Soaring food prices sparked riots in Haiti in April that left six dead and drove the prime minister from office. The World Bank reports that 33 countries currently face social unrest because of food and fuel prices. PHOTO: aljazeera.net
For anyone who understands the current food crisis, it is hard to listen to the head of the World Bank, Robert Zoellick, without gagging.
Recently, Zoellick waxed apocalyptic about the consequences of the global surge in prices, arguing that free trade had become a humanitarian necessity to ensure that poor people had enough to eat. The current wave of food riots has already claimed the prime minister of Haiti, and there have been protests around the world, from Mexico to Egypt to India.
The reason for the price rise is a perfect storm of high oil prices, an increasing demand for meat in developing countries, poor harvests, population growth, financial speculation and bio-fuels. But prices have fluctuated before. The reason we’re seeing such misery as a result of this particular spike has everything to do with Zoellick and his friends.
Before he replaced Paul Wolfowitz at the World Bank, Zoellick was the U.S. trade representative at the World Trade Organization (WTO). While there, he won a reputation as a tough and guileful negotiator, savvy with details and pushy with the neoconservative economic agenda: a technocrat with a knuckleduster.
His mission was to accelerate two decades of trade liberalization in key strategic commodities for the United States, among them, agriculture. Practically, this meant the removal of developing countries’ ability to stockpile grain (food mountains interfere with the market), to create tariff barriers (ditto), and to support farmers (they ought to be able to compete on their own). This Zoellick did often, and enthusiastically.
Without agricultural support policies, though, there’s no buffer between the price shocks and the bellies of the poorest people on earth. No option to support sustainable smaller-scale farmers, because they’ve been driven off their land by cheap European Union and U.S. imports. No option to dip into grain reserves because they’ve been sold off to service debt. No way of increasing the income of the poorest, because social programs have been cut to the bone.

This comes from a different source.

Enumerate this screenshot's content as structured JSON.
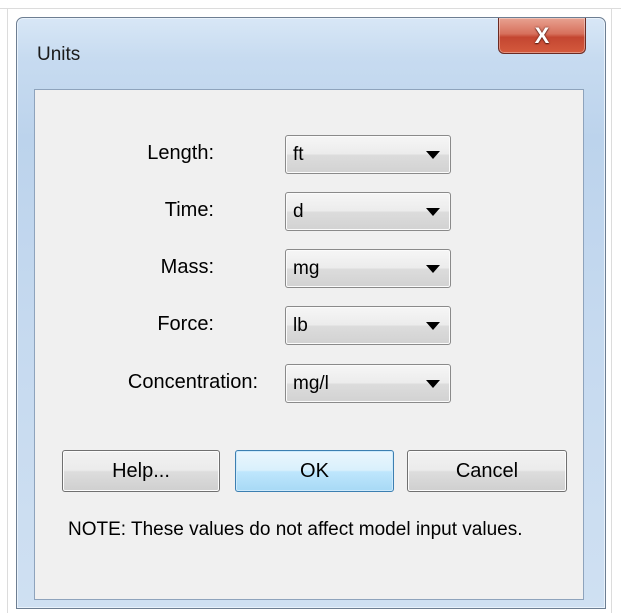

The reason that today’s price increases hurt the poor so much is that all protection from price shocks has been flayed away by organizations such as the International Monetary Fund (IMF), the WTO and the World Bank.
Even the World Bank’s own Independent Evaluation Group admits that the bank has been doing a poor job in agriculture. Part of the bank’s vision was to clear away the government agricultural clutter so that the private sector could come in to make agriculture efficient. But, as the Independent Evaluation Group delicately puts it, “in most reforming countries, the private sector did not step in to fill the vacuum when the public sector withdrew.” After the liberalization of agriculture, the invisible hand was nowhere to be seen.
But governments weren’t allowed to return to the business of supporting agriculture. Trade liberalization agreements and World Bank loan conditions, such as those promoted by Zoellick, have made food sovereignty impossible.
This is why, when we see Dominique Strauss-Kahn of the IMF wailing about food prices, or Zoellick using the crisis to argue with breathless urgency for more liberalization, the only reasonable response is nausea.